Embiquei o carro na entrada da garagem, parando bem ao lado dele. Nem me daria o trabalho de sair do carro pra conversar com aquele saco de vacilo. Apenas abaixei o vidro e o encarei, esperando a ladainha que, com certeza, ele estava esse tempo todo em que tinha me esperado, ensaiando.
— Eu vou confessar que esperava que você fosse chegar mais tarde — ele falou, sorrindo. — Bem mais tarde, por sinal.
Resmunguei.
— O que foi? Desaprendeu como usar a porra do celular, caralho?! — reclamei.

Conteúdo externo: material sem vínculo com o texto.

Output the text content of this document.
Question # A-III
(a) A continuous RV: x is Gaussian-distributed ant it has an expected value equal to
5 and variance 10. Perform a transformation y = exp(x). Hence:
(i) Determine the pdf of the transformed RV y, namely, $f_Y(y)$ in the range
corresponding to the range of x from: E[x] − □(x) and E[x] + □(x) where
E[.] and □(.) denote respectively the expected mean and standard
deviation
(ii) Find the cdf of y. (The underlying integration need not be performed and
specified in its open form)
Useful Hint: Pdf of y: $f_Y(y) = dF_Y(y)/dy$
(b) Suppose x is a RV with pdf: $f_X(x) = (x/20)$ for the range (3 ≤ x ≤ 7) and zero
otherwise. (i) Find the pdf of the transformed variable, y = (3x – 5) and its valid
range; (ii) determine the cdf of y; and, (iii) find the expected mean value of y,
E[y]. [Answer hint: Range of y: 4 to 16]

— Eu realmente podia acertar nosso encontro por celular — ele fez bico. — Mas não sei. Algo me diz que se eu fizesse isso, você daria um jeito de me dar um perdido.
— Que merda que você quer?
— Ora, eu estou aqui apenas para recolher o dízimo, como o pessoal da igreja da sua mãe costuma fazer.
— Porra, maluco — encostei minha cabeça no banco do carro. — Minha noite já não tá essas coisas e você ainda me aparece aqui pra me perturbar, vai se foder.
— Sério? Pela comemoração lá no seu antigo bairro, eu pensei que essa noite estaria indo às mil maravilhas pra você.
Bufei, tentando reorganizar meus pensamentos.
Eu não devia ter cheirado tanto depois de me entupir de churrasco. A combinação não tava indo muito bem pra mim.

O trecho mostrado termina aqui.